A few dots near the bottom corner of the world map in the southern Atlantic, the Falkland Islands were once at the forefront of a new era for the oil industry as companies scoured the planet for resources. Yet a decade after the discovery of as much as 1.7 billion barrels of crude in surrounding waters, the British overseas territory known for sheep rearing and tension with Argentina looks as remote as ever. Rather than the next frontier, the project to extract energy risks being added to a list of what companies call “stranded assets” that could cost them huge sums to mothball.

Falklands Oil Wealth
A survey ship sails in Stanley Harbour in Stanley, Falkland Islands.
Photographer: Michael Warren/AP

As the coronavirus ravages economies and cripples demand, European oil majors have made some uncomfortable admissions in recent months: oil and gas worth billions of dollars might never be pumped out of the ground. With the crisis also hastening a global shift to cleaner energy, fossil fuels will likely be cheaper than expected in the coming decades, while emitting the carbon they contain will get more expensive.
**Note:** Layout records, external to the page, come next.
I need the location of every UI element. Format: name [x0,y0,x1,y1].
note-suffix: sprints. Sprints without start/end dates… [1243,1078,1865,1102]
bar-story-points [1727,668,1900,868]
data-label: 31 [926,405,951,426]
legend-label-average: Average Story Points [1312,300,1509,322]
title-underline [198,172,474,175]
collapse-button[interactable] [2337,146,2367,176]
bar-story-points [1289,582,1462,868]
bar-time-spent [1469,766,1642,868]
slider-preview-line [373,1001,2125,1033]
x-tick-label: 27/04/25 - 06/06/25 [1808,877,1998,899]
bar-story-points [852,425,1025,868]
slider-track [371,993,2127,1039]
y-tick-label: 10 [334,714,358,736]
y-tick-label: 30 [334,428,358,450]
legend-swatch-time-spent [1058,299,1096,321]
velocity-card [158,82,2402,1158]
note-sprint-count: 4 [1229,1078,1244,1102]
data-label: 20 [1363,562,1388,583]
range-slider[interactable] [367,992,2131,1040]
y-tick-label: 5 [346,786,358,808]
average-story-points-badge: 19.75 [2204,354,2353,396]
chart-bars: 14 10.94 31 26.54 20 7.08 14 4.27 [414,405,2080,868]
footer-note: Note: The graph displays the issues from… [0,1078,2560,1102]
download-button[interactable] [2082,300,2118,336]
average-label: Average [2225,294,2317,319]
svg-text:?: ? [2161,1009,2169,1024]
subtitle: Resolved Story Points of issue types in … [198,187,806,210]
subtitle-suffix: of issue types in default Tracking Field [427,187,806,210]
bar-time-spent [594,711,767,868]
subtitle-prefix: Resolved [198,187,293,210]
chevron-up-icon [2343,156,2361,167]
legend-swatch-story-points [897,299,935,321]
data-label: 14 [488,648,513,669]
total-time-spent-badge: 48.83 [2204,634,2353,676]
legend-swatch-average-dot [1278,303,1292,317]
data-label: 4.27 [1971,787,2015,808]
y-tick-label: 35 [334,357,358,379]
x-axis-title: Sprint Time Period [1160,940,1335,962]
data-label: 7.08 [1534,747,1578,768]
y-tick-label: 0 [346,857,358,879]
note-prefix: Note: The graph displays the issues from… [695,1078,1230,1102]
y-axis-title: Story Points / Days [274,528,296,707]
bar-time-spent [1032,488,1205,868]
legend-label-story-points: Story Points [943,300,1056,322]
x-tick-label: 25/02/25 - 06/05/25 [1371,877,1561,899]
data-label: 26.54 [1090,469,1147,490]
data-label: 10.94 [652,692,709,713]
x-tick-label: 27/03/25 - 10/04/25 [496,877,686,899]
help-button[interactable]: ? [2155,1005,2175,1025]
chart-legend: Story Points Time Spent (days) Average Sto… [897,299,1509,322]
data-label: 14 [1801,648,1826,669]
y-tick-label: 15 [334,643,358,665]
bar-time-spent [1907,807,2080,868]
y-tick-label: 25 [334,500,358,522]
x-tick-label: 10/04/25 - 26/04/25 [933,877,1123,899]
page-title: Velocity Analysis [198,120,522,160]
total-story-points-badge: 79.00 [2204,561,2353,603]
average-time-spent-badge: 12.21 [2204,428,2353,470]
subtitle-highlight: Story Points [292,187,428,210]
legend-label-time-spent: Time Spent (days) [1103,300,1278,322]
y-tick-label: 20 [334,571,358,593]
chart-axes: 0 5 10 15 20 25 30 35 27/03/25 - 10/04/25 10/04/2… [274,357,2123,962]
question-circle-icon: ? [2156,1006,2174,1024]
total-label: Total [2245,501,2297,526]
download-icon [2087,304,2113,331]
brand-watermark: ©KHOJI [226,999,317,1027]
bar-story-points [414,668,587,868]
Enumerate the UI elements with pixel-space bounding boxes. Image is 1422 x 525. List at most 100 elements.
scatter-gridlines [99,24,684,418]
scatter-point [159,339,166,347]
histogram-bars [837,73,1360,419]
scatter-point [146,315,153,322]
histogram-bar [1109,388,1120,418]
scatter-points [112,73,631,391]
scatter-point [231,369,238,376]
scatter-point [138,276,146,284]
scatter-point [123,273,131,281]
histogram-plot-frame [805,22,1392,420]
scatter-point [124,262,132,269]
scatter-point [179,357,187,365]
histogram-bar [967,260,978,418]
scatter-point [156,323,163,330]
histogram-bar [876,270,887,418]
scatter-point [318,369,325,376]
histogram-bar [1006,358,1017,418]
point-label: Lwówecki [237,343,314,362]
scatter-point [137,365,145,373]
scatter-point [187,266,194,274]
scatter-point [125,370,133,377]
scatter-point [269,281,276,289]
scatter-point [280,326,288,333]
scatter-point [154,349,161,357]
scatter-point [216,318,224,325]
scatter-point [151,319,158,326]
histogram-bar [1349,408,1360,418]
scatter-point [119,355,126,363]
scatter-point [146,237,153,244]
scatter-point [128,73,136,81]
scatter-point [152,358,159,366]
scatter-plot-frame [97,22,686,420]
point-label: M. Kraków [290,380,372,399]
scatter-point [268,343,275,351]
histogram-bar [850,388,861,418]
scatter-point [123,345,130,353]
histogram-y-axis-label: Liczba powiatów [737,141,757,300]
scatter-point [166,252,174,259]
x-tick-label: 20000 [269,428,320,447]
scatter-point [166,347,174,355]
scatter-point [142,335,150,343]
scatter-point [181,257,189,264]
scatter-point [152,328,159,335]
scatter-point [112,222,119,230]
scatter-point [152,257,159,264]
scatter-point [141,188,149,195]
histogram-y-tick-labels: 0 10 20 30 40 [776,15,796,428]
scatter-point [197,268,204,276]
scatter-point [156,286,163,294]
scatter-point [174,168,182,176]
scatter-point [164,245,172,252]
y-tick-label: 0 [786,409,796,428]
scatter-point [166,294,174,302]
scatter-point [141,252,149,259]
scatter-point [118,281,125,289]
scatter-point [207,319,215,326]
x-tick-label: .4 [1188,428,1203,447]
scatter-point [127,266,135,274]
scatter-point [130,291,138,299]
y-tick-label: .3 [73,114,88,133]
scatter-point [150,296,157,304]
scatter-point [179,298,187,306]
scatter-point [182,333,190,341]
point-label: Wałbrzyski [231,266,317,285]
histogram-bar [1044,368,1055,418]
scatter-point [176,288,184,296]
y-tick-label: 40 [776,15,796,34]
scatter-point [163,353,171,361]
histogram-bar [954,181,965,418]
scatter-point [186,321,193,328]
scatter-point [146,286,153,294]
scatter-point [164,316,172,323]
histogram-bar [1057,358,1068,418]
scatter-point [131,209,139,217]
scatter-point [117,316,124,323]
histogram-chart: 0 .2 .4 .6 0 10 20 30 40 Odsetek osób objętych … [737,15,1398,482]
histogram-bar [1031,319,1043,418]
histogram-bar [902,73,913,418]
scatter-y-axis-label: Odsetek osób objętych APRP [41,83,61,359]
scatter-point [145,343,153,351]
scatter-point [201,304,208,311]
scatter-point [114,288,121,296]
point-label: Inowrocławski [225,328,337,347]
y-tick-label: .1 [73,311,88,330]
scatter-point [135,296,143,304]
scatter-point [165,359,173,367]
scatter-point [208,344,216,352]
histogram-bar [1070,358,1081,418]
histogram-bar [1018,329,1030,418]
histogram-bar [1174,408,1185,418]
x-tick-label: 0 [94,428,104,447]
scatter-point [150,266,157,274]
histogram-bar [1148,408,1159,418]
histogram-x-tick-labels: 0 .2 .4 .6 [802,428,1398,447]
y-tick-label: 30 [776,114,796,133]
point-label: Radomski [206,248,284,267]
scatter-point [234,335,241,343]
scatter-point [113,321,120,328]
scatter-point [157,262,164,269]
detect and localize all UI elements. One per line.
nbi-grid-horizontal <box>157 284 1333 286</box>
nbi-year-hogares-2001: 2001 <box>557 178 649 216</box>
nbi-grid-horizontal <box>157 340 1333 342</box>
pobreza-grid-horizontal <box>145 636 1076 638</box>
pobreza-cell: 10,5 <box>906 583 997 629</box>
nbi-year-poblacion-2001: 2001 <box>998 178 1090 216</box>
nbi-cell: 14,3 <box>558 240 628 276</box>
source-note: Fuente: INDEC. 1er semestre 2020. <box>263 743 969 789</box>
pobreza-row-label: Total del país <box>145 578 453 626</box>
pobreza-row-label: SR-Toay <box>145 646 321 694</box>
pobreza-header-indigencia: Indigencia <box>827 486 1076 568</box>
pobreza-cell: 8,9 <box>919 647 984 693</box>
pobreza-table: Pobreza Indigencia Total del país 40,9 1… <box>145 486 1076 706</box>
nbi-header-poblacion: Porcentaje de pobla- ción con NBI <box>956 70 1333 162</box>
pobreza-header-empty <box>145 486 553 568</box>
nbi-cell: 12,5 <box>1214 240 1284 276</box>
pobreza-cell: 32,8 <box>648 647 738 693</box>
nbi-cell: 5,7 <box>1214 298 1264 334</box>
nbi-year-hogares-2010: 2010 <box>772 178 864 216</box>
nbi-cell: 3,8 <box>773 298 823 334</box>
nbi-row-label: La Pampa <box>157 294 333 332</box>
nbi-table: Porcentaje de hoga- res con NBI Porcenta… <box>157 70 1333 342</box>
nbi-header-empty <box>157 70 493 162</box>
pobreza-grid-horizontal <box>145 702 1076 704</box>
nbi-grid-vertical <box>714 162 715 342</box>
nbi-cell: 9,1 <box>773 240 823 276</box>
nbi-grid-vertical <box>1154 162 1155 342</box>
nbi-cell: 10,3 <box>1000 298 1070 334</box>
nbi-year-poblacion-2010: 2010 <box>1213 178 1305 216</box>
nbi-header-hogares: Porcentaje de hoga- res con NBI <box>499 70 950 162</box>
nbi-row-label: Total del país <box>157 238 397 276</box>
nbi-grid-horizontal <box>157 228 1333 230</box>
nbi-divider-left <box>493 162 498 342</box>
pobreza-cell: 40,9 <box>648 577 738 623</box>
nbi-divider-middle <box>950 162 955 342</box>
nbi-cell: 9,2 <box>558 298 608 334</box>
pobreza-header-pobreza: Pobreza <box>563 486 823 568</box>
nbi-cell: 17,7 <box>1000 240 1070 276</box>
These two simple assumptions mean that tapping some fields no longer makes economic sense. BP Plc said on Aug. 4 that it would no longer do any exploration in new countries.

The Sea Lion project in the Falklands promised to be a world-class resource when Rockhopper Exploration Plc found the field in 2010. Hundreds of millions of dollars later and after enduring a flare up between Argentina and Britain over the legality of the project, the first phase still hasn’t brought any oil to market. Premier Oil Plc, Rockhopper’s partner, suspended work on Sea Lion earlier this year, and on July 15 wrote off $200 million of investment because later phases looked unlikely to happen.